Now that we have identified the .json file we have to determine what to do with it. For that, we will use the same class as before and just implement a new method: exec_module since our finder deferred to JsonLoader again with its call to ModuleSpec.

class JsonLoader():
    """
    Used to import Json files into a Python dict
    """
    def __init__(self, path):
        """Store path to Json file"""
        self.path = path

    @classmethod
    def find_spec(cls, name, path, target=None):
        """Look for Json file"""
        package, _, module_name = name.rpartition(".")
        filename = f"{module_name}.json"
        directories = sys.path if path is None else path
        for directory in directories:
            path = pathlib.Path(directory) / filename
            if path.exists():
                return ModuleSpec(name, cls(path))

    def create_module(self, spec):
        """Returning None uses the standard machinery for creating modules"""
        return None

    def exec_module(self, module):
        """Executing the module means reading the JSON file"""
        with self.path.open() as f:
            data = json.load(f)
        fieldnames = tuple(_identifier(key) for key in data.keys())
        fields = dict(zip(fieldnames, [to_namespace(value) for value in data.values()]))
        module.__dict__.update(fields)
        module.__dict__["json"] = data
        module.__file__ = str(self.path)

On line 5 we implement the class' __init__ method to save the path that was passed to the find_spec method. The path is not passed to exec_module by default, so this is a way of maintaining that information.  On line 24 we define the exec_module method which is where we perform any bindings. Here we read the json file, identify all keys from the JSON file, convert those names to valid Python variable names if needed, and update the calling module's __dict__ (which stores all variables in scope) to now contain the values from the JSON file.  

Customized Result

Now append JsonLoader to sys.meta_path and assume you have the following employees.json file:

{
    "employee": {
        "name":       "sonoo",
        "salary":      56000,
        "married":    true
    },
    "menu": {
        "id": "file",
        "value": "File",
        "popup": {
          "menuitem": [
            {"value": "New", "onclick": "CreateDoc()"},
            {"value": "Open", "onclick": "OpenDoc()"},
            {"value": "Save", "onclick": "SaveDoc()"}
          ]
        }
      }
}

Now you can load employees.json and use it as follows:

import employees

>>> employees.
employees.employee  employees.json      employee.menu
print(employee.menu)
> {'id': 'file', 'value': 'File', 'popup': {'menuitem': [{'value': 'New', 'onclick': 'CreateDoc()'}, {'value': 'Open', 'onclick': 'OpenDoc()'}, {'value': 'Save', 'onclick': 'SaveDoc()'}]}}

You can even specify only importing certain keys from the file.

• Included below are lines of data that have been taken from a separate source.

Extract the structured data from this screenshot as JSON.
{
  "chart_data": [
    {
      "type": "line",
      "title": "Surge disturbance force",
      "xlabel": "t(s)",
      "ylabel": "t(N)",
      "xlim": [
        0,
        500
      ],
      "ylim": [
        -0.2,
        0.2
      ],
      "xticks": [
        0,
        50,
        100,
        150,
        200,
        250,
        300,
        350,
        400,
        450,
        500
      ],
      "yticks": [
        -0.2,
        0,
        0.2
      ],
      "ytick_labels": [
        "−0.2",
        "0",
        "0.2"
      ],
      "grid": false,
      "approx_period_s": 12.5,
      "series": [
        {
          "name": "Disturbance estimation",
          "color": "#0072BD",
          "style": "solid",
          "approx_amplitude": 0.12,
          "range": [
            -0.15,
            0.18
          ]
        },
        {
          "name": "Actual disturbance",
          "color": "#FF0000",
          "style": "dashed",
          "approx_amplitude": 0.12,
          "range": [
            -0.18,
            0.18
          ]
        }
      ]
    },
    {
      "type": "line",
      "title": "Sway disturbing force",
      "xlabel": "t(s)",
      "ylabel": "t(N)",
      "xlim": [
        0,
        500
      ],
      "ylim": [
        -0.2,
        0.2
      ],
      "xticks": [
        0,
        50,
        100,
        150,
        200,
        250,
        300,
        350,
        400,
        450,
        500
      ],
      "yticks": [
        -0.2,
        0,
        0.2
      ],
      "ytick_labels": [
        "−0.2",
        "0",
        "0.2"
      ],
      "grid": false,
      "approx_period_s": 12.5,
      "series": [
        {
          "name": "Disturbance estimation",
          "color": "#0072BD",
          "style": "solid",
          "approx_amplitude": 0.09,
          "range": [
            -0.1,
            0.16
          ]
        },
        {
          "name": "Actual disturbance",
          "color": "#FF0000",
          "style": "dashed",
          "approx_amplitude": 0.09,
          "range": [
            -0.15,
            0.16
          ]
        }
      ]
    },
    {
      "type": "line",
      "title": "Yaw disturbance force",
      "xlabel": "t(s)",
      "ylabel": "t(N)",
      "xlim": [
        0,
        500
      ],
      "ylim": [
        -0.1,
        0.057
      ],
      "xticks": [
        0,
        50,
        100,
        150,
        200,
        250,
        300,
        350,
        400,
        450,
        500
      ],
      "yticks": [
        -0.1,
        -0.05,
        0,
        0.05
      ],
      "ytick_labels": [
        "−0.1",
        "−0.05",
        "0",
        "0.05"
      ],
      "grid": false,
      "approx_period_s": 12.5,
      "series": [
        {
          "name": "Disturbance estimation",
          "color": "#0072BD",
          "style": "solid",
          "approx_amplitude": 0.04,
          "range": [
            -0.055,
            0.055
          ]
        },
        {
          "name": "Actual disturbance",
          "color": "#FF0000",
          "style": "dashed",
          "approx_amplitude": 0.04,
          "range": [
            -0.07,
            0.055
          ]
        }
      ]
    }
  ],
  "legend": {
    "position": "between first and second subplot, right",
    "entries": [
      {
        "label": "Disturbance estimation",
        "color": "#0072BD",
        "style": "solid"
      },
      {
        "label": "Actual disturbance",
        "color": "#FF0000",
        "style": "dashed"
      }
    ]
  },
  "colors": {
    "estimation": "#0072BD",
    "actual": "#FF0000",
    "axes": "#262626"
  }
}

from employees import employee

This will only load employee from employees.json and NOT load the menu key.

Conclusion

This was just a sample of what can be done by using Python's import hooks (and remember, it only covered one of the two available hooks).  You can customize this behavior to your heart's desire. If you want to see a more generalized approach you can check out my project I mentioned at the top at https://github.com/acalejos/toadstool/. The package is able to be installed via pip install toadstool if you want to try out some of the loaders.

If you need more dynamic import behavior within you code, you can also look to importlib, which is described as having three main purposes

1. Provide the implementation of the import statement (and thus, by extension, the import() function) in Python source code.
2. Expose the components to implement import and thus giving users the ability to create their own importers
3. Contains modules exposing additional functionality for managing aspects of Python packages

As you can see, the topic of the Python import system goes very deep, so I would encourage you to explore it further and gain a better understanding of it.